FREE FALL JAZZ

Stando a Mary Halvorson, questo album si chiama ‘Reverse Blue’ perché le parole ‘reverse’ e ‘blue’ comparivano spesso nei titoli delle canzoni che suo padre aveva scritto e raccolto in un quaderno. Note eccentriche a parte, la bravissima chitarrista e compositrice ci presenta un nuovo quartetto, rodato sul palco a New York con una fitta serie di concerti prima di entrare in studio di registrazione.
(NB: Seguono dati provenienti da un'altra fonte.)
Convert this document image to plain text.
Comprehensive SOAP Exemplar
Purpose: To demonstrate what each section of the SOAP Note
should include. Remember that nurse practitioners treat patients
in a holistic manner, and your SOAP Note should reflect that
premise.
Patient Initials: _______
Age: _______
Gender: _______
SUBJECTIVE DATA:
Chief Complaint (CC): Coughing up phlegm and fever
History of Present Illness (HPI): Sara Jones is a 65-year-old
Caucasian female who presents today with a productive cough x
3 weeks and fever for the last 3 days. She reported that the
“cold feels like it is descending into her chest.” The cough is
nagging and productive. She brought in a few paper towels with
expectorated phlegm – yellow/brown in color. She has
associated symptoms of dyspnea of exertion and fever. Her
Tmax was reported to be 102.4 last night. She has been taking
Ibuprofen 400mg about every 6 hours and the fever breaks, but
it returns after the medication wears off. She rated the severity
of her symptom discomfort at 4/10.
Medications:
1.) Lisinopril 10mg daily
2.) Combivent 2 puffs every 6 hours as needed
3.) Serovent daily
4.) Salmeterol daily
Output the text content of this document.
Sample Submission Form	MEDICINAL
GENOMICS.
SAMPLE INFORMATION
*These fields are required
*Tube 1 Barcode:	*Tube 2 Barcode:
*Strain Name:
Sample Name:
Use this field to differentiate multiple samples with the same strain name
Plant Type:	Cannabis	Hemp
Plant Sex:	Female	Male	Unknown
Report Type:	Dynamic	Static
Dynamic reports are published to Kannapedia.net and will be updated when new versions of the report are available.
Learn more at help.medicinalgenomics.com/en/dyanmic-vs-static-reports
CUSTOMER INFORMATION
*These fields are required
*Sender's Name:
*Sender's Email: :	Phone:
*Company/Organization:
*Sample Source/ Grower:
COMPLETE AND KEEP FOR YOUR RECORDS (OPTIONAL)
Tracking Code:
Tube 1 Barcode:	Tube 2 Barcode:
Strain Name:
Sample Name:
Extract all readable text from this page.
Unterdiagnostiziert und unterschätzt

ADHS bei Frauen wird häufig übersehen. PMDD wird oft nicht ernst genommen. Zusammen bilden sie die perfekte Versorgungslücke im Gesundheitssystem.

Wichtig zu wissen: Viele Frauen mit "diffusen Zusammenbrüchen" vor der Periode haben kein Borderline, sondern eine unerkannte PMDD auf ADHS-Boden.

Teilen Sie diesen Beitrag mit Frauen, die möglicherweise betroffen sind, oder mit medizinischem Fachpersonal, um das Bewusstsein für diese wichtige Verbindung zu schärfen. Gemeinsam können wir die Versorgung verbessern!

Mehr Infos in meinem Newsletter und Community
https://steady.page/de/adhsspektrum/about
Oltre al fido Tomas Fujiwara (batteria) troviamo Eivind Opsivik (contrabbasso) e Chris Speed (sax e clarinetto), che si suddividono equamente la scrittura di metà dell’album, mentre il resto viene dritto dalla penna della Halvorson. Chiunque abbia un minimo di familiarità con la sua musica non faticherà affatto ad apprezzare il groove di ‘Torturer’s Reverse Delight’ o di ‘Reverse Blue’, le tipiche successioni di riff effettati e poderosi che si dissolvono in percorsi paralleli di sax e chitarra su una ritmica accidentata. Nella parte centrale l’album prende una piega più tranquilla, soprattutto nei momenti in cui Speed passa al clarinetto e vola agile sul cupo tessuto sonoro costruito dall’intreccio delle contromelodie di contrabbasso e chitarra – eccezionale, in questo senso, la bellissima ‘Ego Man’. Ma il pezzo più singolare, e allo stesso tempo riuscito, è ‘Really Ok’: disteso su ritmi asimmetrici, arioso e quasi svagato, sembra un originale e suggestivo incrocio fra ‘Take Five’ e ‘Giant Steps’.

Altro centro per Mary Halvorson, che dimostra la sua maturità e coerenza imprimendo ogni volta il suo marchio ai contesti più disparati.